Memathet ternyata memerlukan latihan yang intens. Setelah dari arahan Pak Totok, aku mencobanya. Hasilnya, bilah yang kupukul malah tidak berbunyi semestinya. Seharusnya berbunyi "bungggg...bungggg" malah berbunyi "beg...beg". Nah kunci keberhasilannya setelah diberi petunjuk guru yang datang belakangan setelah satu guru selain Pak Totok tidak pernah hadir lagi. Guru yang baru hadir ini (setelah hampir 10 kali latihan mingguan tidak hadir) bernama Pak Hartono dan Pak Mujiran. Nah Pak Mujiran ini yang memberikan informasi bahwa kami harus memathet bilah yang habis kita pukul bersamaan saat kita memukul bilah berikutnya. Harus bersamaan!!! Waaaah, ternyata harus berlatih mengingat: memathet, mana yang habis kita pukul, sekaligus memukul bilah  berikutnya. Alhasil, aku dan kawan-kawan di saron dan demung sering bingung dan akhirnya lupa memathet. 

Saat belajar memathet, awalnya aku hanya menyentuh ujung bilah dengan ujung telapak tanganku. Pak Totok mengetahuinya dan mengomentari kenapa aku hanya "njawil" (menyentuh cepat) saja, harus dipathet yang benar. Baik boss, sebentar, sambil belajar nihhhh....  Akhirnya aku bisa!!! Kenapa aku menyebut bisa, karena saat sela, aku iseng memainkan slenthem sendiri  dengan pathetan, guru baru yang super galak haha... maaf, yang bernama Pak Mujiran, menanyaiku apakah aku pernah memainkan gamelan sebelumnya, ada di kelompok mana...  Lah? aku benar-benar beginner... Aku jawab apa adanya bahwa aku baru ini pegang salah satu alat gamelan. Beliau seolah tidak percaya dengan balik tanya:"kok main slenthemnya sudah begitu?" Lho? lha malah bingung aku. Bukankah beliau sendiri yang memberi arahan cara pukul dan memathet? Walah paaaak, mbokya katakan saja aku sudah memukul dan memathet dengan benar. Perlu diketahui guru karawitan 3 orang ini seperti pada umumnya orang jawa, pelit dengan pujian (biasanya jika memuji tidak mau langsung di depan orangnya ).
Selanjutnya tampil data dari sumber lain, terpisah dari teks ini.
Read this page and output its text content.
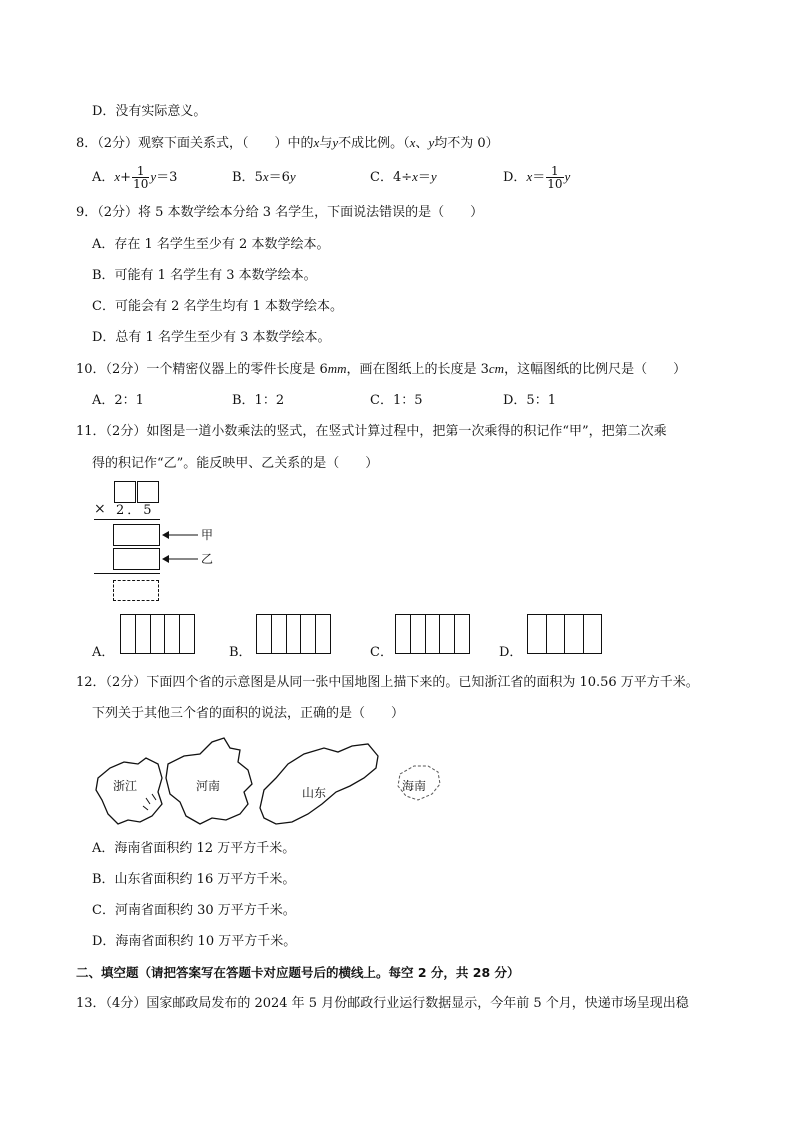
D．没有实际意义。
8．（2分）观察下面关系式，（　　）中的x与y不成比例。（x、y均不为 0）
A．$x+ \frac{1}{10} y=3$	B．5x＝6y	C．4÷x＝y	D．$x= \frac{1}{10}$ y
9．（2分）将 5 本数学绘本分给 3 名学生，下面说法错误的是（　　）
A．存在 1 名学生至少有 2 本数学绘本。
B．可能有 1 名学生有 3 本数学绘本。
C．可能会有 2 名学生均有 1 本数学绘本。
D．总有 1 名学生至少有 3 本数学绘本。
10．（2分）一个精密仪器上的零件长度是 6mm，画在图纸上的长度是 3cm，这幅图纸的比例尺是（　　）
A．2：1	B．1：2	C．1：5	D．5：1
11．（2分）如图是一道小数乘法的竖式，在竖式计算过程中，把第一次乘得的积记作“甲”，把第二次乘
得的积记作“乙”。能反映甲、乙关系的是（　　）
× 2．5
甲
乙
A．	B．	C．	D．
12．（2分）下面四个省的示意图是从同一张中国地图上描下来的。已知浙江省的面积为 10.56 万平方千米。
下列关于其他三个省的面积的说法，正确的是（　　）
浙江	河南	山东	海南
A．海南省面积约 12 万平方千米。
B．山东省面积约 16 万平方千米。
C．河南省面积约 30 万平方千米。
D．海南省面积约 10 万平方千米。
二、填空题（请把答案写在答题卡对应题号后的横线上。每空 2 分，共 28 分）
13．（4分）国家邮政局发布的 2024 年 5 月份邮政行业运行数据显示，今年前 5 个月，快递市场呈现出稳
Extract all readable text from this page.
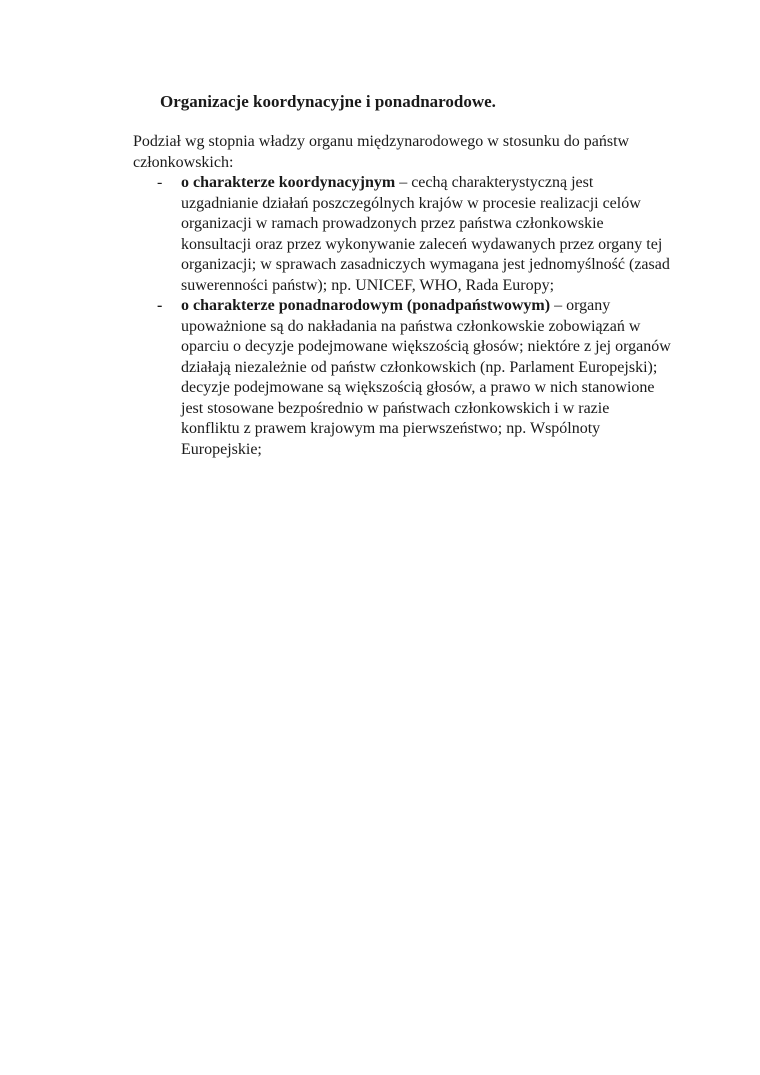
Organizacje koordynacyjne i ponadnarodowe.

Podział wg stopnia władzy organu międzynarodowego w stosunku do państw członkowskich:

- o charakterze koordynacyjnym – cechą charakterystyczną jest uzgadnianie działań poszczególnych krajów w procesie realizacji celów organizacji w ramach prowadzonych przez państwa członkowskie konsultacji oraz przez wykonywanie zaleceń wydawanych przez organy tej organizacji; w sprawach zasadniczych wymagana jest jednomyślność (zasad suwerenności państw); np. UNICEF, WHO, Rada Europy;
- o charakterze ponadnarodowym (ponadpaństwowym) – organy upoważnione są do nakładania na państwa członkowskie zobowiązań w oparciu o decyzje podejmowane większością głosów; niektóre z jej organów działają niezależnie od państw członkowskich (np. Parlament Europejski); decyzje podejmowane są większością głosów, a prawo w nich stanowione jest stosowane bezpośrednio w państwach członkowskich i w razie konfliktu z prawem krajowym ma pierwszeństwo; np. Wspólnoty Europejskie;
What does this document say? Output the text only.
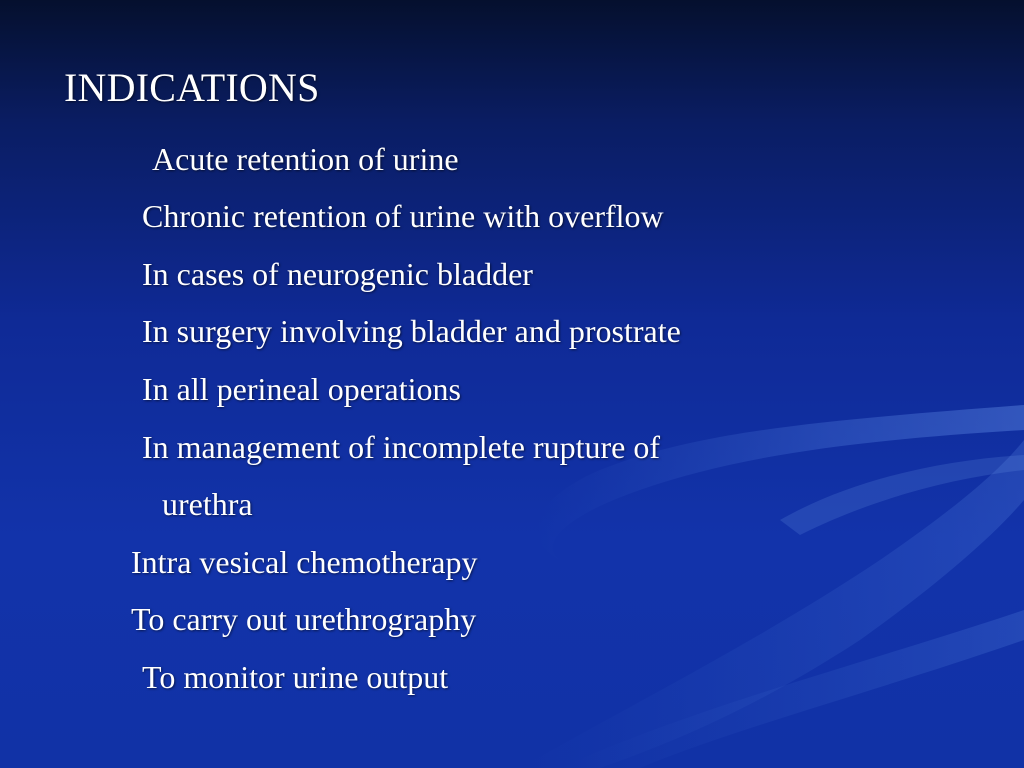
INDICATIONS

Acute retention of urine

Chronic retention of urine with overflow

In cases of neurogenic bladder

In surgery involving bladder and prostrate

In all perineal operations

In management of incomplete rupture of

urethra

Intra vesical chemotherapy

To carry out urethrography

To monitor urine output
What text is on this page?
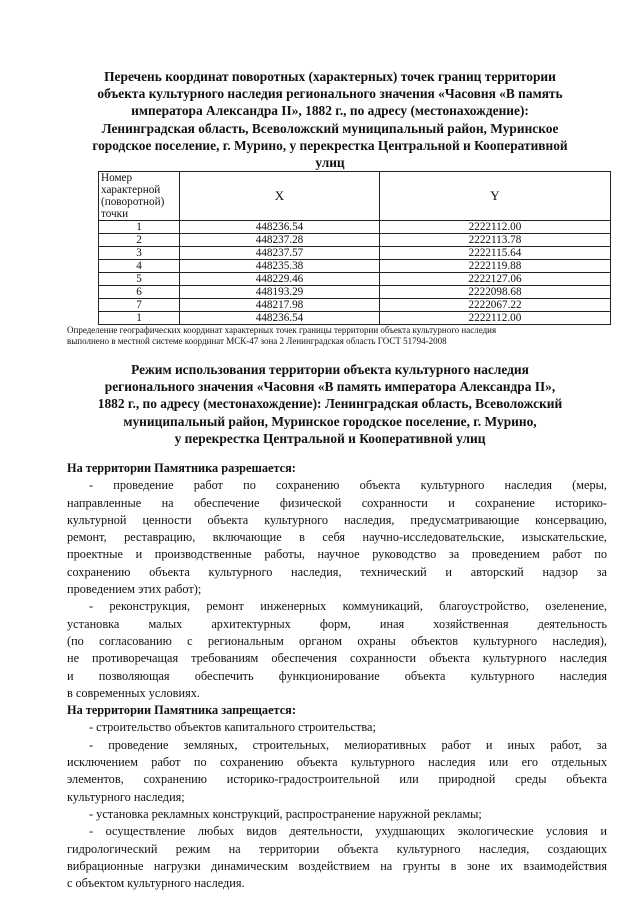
Перечень координат поворотных (характерных) точек границ территории
объекта культурного наследия регионального значения «Часовня «В память
императора Александра II», 1882 г., по адресу (местонахождение):
Ленинградская область, Всеволожский муниципальный район, Муринское
городское поселение, г. Мурино, у перекрестка Центральной и Кооперативной
улиц
Номер характерной (поворотной) точки	X	Y
1	448236.54	2222112.00
2	448237.28	2222113.78
3	448237.57	2222115.64
4	448235.38	2222119.88
5	448229.46	2222127.06
6	448193.29	2222098.68
7	448217.98	2222067.22
1	448236.54	2222112.00
Определение географических координат характерных точек границы территории объекта культурного наследия
выполнено в местной системе координат МСК-47 зона 2 Ленинградская область ГОСТ 51794-2008
Режим использования территории объекта культурного наследия
регионального значения «Часовня «В память императора Александра II»,
1882 г., по адресу (местонахождение): Ленинградская область, Всеволожский
муниципальный район, Муринское городское поселение, г. Мурино,
у перекрестка Центральной и Кооперативной улиц
На территории Памятника разрешается:
- проведение работ по сохранению объекта культурного наследия (меры,
направленные на обеспечение физической сохранности и сохранение историко-
культурной ценности объекта культурного наследия, предусматривающие консервацию,
ремонт, реставрацию, включающие в себя научно-исследовательские, изыскательские,
проектные и производственные работы, научное руководство за проведением работ по
сохранению объекта культурного наследия, технический и авторский надзор за
проведением этих работ);
- реконструкция, ремонт инженерных коммуникаций, благоустройство, озеленение,
установка малых архитектурных форм, иная хозяйственная деятельность
(по согласованию с региональным органом охраны объектов культурного наследия),
не противоречащая требованиям обеспечения сохранности объекта культурного наследия
и позволяющая обеспечить функционирование объекта культурного наследия
в современных условиях.
На территории Памятника запрещается:
- строительство объектов капитального строительства;
- проведение земляных, строительных, мелиоративных работ и иных работ, за
исключением работ по сохранению объекта культурного наследия или его отдельных
элементов, сохранению историко-градостроительной или природной среды объекта
культурного наследия;
- установка рекламных конструкций, распространение наружной рекламы;
- осуществление любых видов деятельности, ухудшающих экологические условия и
гидрологический режим на территории объекта культурного наследия, создающих
вибрационные нагрузки динамическим воздействием на грунты в зоне их взаимодействия
с объектом культурного наследия.
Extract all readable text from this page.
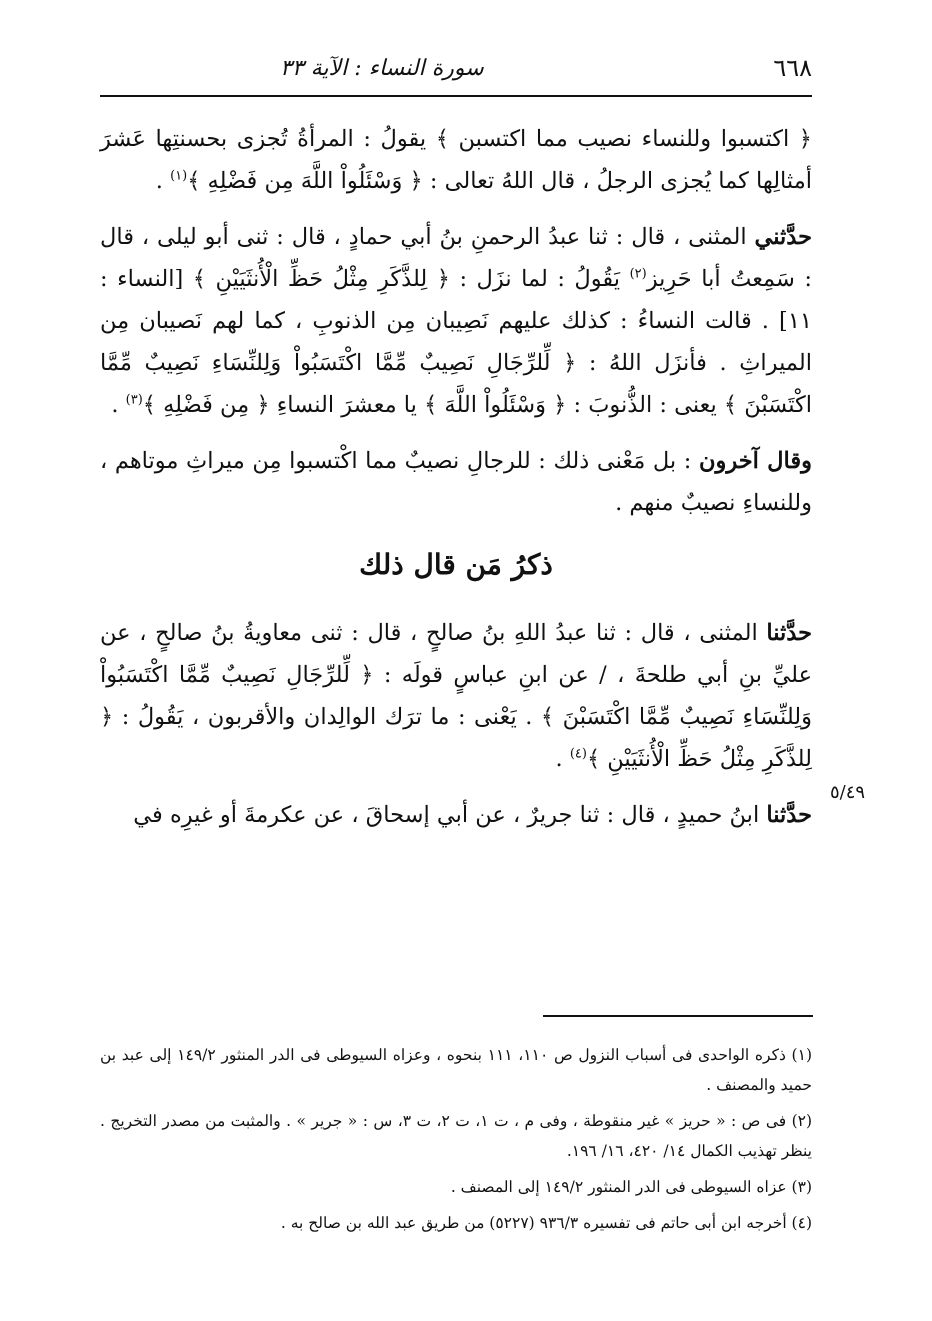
٦٦٨
سورة النساء : الآية ٣٣

﴿ اكتسبوا وللنساء نصيب مما اكتسبن ﴾ يقولُ : المرأةُ تُجزى بحسنتِها عَشرَ أمثالِها كما يُجزى الرجلُ ، قال اللهُ تعالى : ﴿ وَسْئَلُواْ اللَّهَ مِن فَضْلِهِ ﴾$^{(١)}$ .

حدَّثني المثنى ، قال : ثنا عبدُ الرحمنِ بنُ أبي حمادٍ ، قال : ثنى أبو ليلى ، قال : سَمِعتُ أبا حَرِيز$^{(٢)}$ يَقُولُ : لما نزَل : ﴿ لِلذَّكَرِ مِثْلُ حَظِّ الْأُنثَيَيْنِ ﴾ [النساء : ١١] . قالت النساءُ : كذلك عليهم نَصِيبان مِن الذنوبِ ، كما لهم نَصيبان مِن الميراثِ . فأنزَل اللهُ : ﴿ لِّلرِّجَالِ نَصِيبٌ مِّمَّا اكْتَسَبُواْ وَلِلنِّسَاءِ نَصِيبٌ مِّمَّا اكْتَسَبْنَ ﴾ يعنى : الذُّنوبَ : ﴿ وَسْئَلُواْ اللَّهَ ﴾ يا معشرَ النساءِ ﴿ مِن فَضْلِهِ ﴾$^{(٣)}$ .

وقال آخرون : بل مَعْنى ذلك : للرجالِ نصيبٌ مما اكْتسبوا مِن ميراثِ موتاهم ، وللنساءِ نصيبٌ منهم .

ذكرُ مَن قال ذلك

حدَّثنا المثنى ، قال : ثنا عبدُ اللهِ بنُ صالحٍ ، قال : ثنى معاويةُ بنُ صالحٍ ، عن عليِّ بنِ أبي طلحةَ ، / عن ابنِ عباسٍ قولَه : ﴿ لِّلرِّجَالِ نَصِيبٌ مِّمَّا اكْتَسَبُواْ وَلِلنِّسَاءِ نَصِيبٌ مِّمَّا اكْتَسَبْنَ ﴾ . يَعْنى : ما ترَك الوالِدان والأقربون ، يَقُولُ : ﴿ لِلذَّكَرِ مِثْلُ حَظِّ الْأُنثَيَيْنِ ﴾$^{(٤)}$ .

حدَّثنا ابنُ حميدٍ ، قال : ثنا جريرٌ ، عن أبي إسحاقَ ، عن عكرمةَ أو غيرِه في

٥/٤٩

(١) ذكره الواحدى فى أسباب النزول ص ١١٠، ١١١ بنحوه ، وعزاه السيوطى فى الدر المنثور ١٤٩/٢ إلى عبد بن حميد والمصنف .

(٢) فى ص : « حريز » غير منقوطة ، وفى م ، ت ١، ت ٢، ت ٣، س : « جرير » . والمثبت من مصدر التخريج . ينظر تهذيب الكمال ١٤/ ٤٢٠، ١٦/ ١٩٦.

(٣) عزاه السيوطى فى الدر المنثور ١٤٩/٢ إلى المصنف .

(٤) أخرجه ابن أبى حاتم فى تفسيره ٩٣٦/٣ (٥٢٢٧) من طريق عبد الله بن صالح به .
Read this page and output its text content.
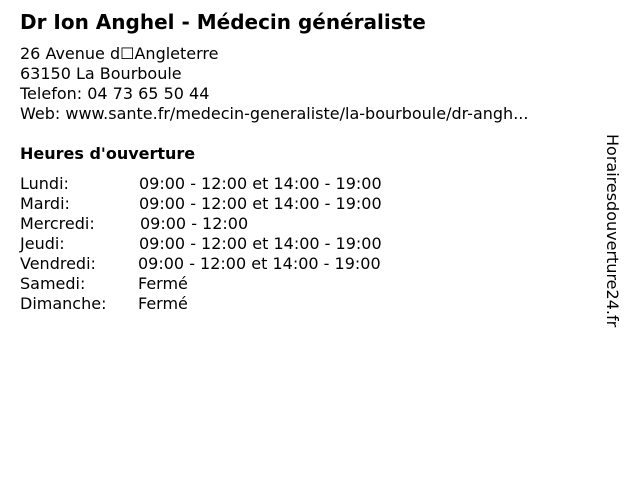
Dr Ion Anghel - Médecin généraliste
26 Avenue d☐Angleterre
63150 La Bourboule
Telefon: 04 73 65 50 44
Web: www.sante.fr/medecin-generaliste/la-bourboule/dr-angh...
Heures d'ouverture
Lundi:	09:00 - 12:00 et 14:00 - 19:00
Mardi:	09:00 - 12:00 et 14:00 - 19:00
Mercredi:	09:00 - 12:00
Jeudi:	09:00 - 12:00 et 14:00 - 19:00
Vendredi:	09:00 - 12:00 et 14:00 - 19:00
Samedi:	Fermé
Dimanche: Fermé	Horairesdouverture24.fr
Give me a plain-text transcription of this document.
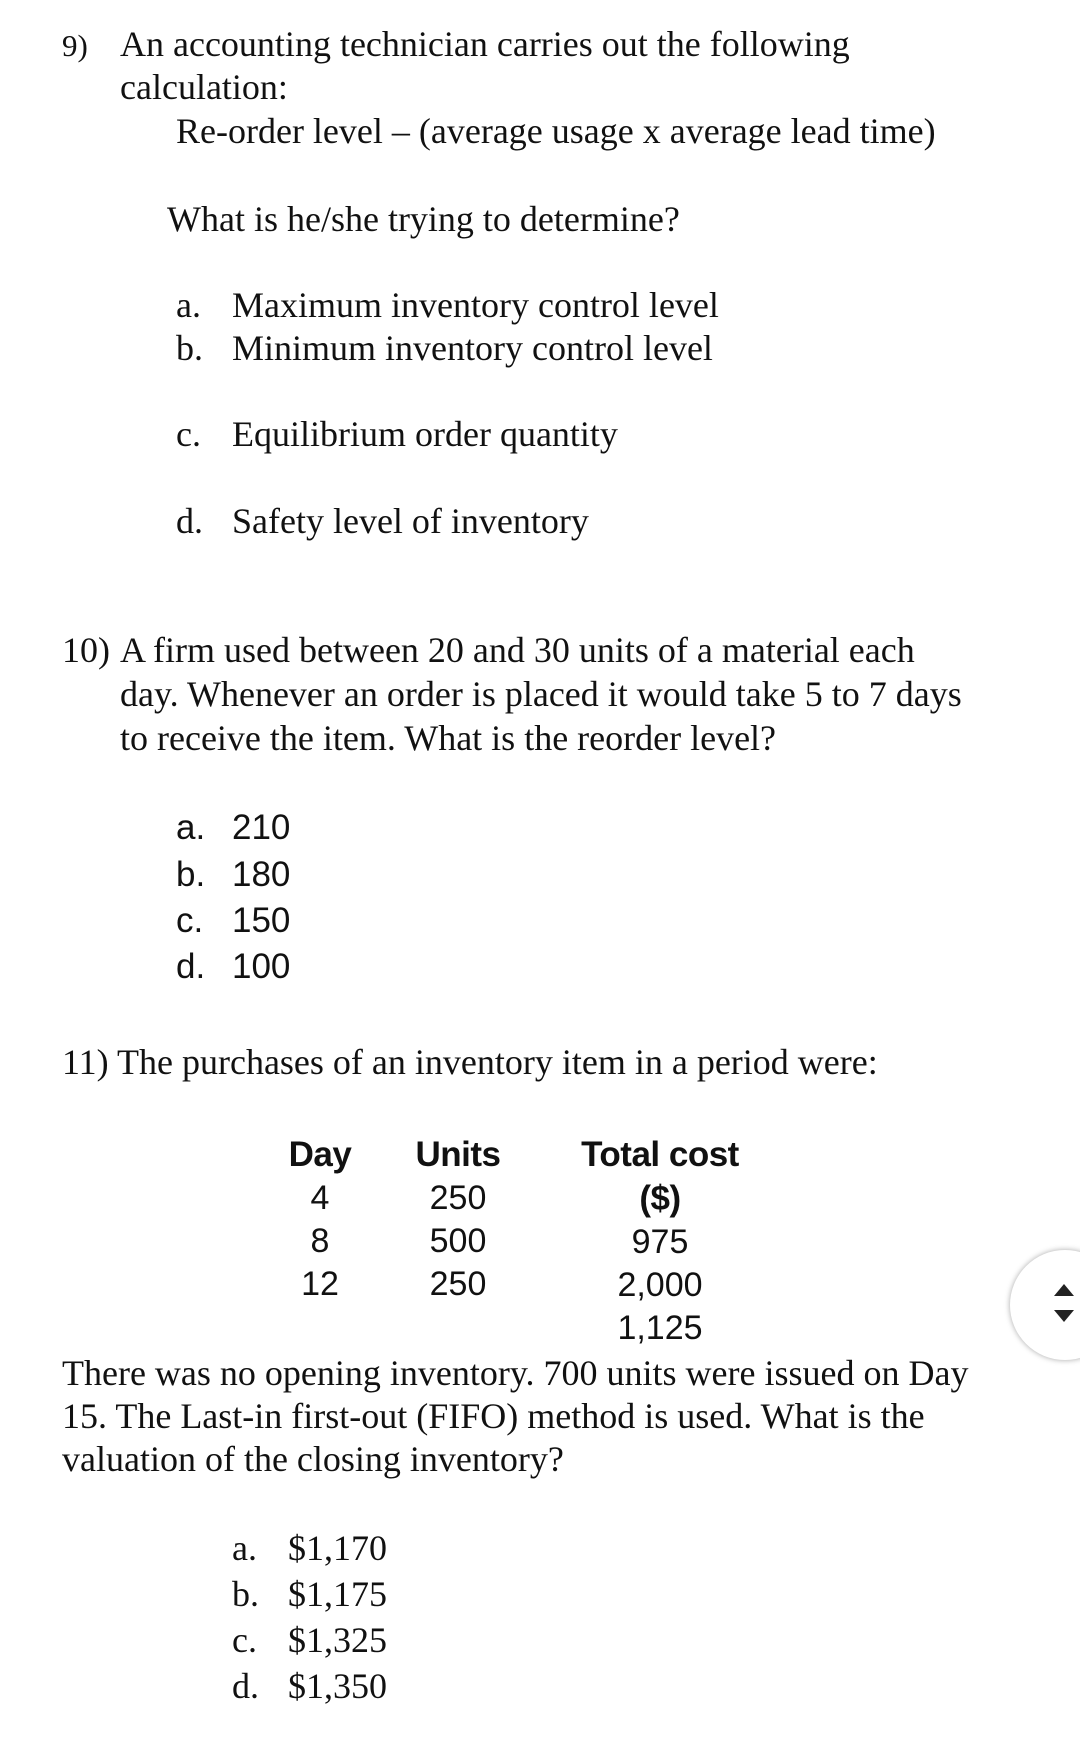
9) An accounting technician carries out the following
calculation:
Re-order level – (average usage x average lead time)
What is he/she trying to determine?
a. Maximum inventory control level
b. Minimum inventory control level
c. Equilibrium order quantity
d. Safety level of inventory
10) A firm used between 20 and 30 units of a material each
day. Whenever an order is placed it would take 5 to 7 days
to receive the item. What is the reorder level?
a. 210
b. 180
c. 150
d. 100
11) The purchases of an inventory item in a period were:
Day
4
8
12
Units
250
500
250
Total cost ($)
975
2,000
1,125
There was no opening inventory. 700 units were issued on Day
15. The Last-in first-out (FIFO) method is used. What is the
valuation of the closing inventory?
a. $1,170
b. $1,175
c. $1,325
d. $1,350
Tapi kalau menunjukkan kesalahan yang perlu diperbaiki, selalu langsung dan tanpa tedheng aling-aling. Yah selalu beginilah nasib menjadi murid, merasa under pressure.

Slenthem harus Puguh
Suatu saat, Pak Hartono (ini guru yang menurutku paling egaliter dan halus tutur kata dan perilakunya) mengatakan bahwa orang yang memegang slenthem biasanya orang yang pendiam (meneng/mendel) dan kukuh pendiriannya (puguh), tidak mudah terpengaruh. "Bahkan saya tidak berani pegang slenthem", kata belia lagi. Wadaaaw... aku merefleksi diri, apakah aku orang yang begitu, apakah aku cocok dengan slenthem yang kupegang ini? Hiks... Pak Hartono menakutiku ya...

Setelah memainkan beberapa gendhing lancaran dan ladrang, baru aku membuktikan bahwa memang harus kukuh (puguh) dan penuh konsentrasi saat memainkan slenthem, karena notasi yang dimainkan sering kali berbeda dengan lainnya. Slenthem harus ajeg menjaga tempo, bahkan saat irama seseg (cepat), slenthem hanya nibani, mengambil satu nada yang sesuai tempo sebelumnya. Tidak boleh terpengaruh. Tempo ini yang menentukan adalah irama kendhang, ini satu hal belajar yang lain lagi. Ada lagi yang masih kupelajari saat memainkan slenthem, yakni banyakan. Dalam Ladrang Wilujeng Pelog, ada banyakan dimana slenthem dipukul setelah bunyi saron demung, dan jedanya hanya seperempat ketukan dari ketukan sarong demung. Aku yang terbiasa memukul bersamaan dengan saron demung, jadi berkali-kali memainkan dengan kacau. bahkan sampai dibantu didampingi 3 guru dan 1 pemain senior (Pak Yadi). Saat aku merasa tertantang untuk memainkan dengan benar, para guru ini tak pernah lagi menyuruh memainkan Ladrang Wilujeng... Kecewaaaa...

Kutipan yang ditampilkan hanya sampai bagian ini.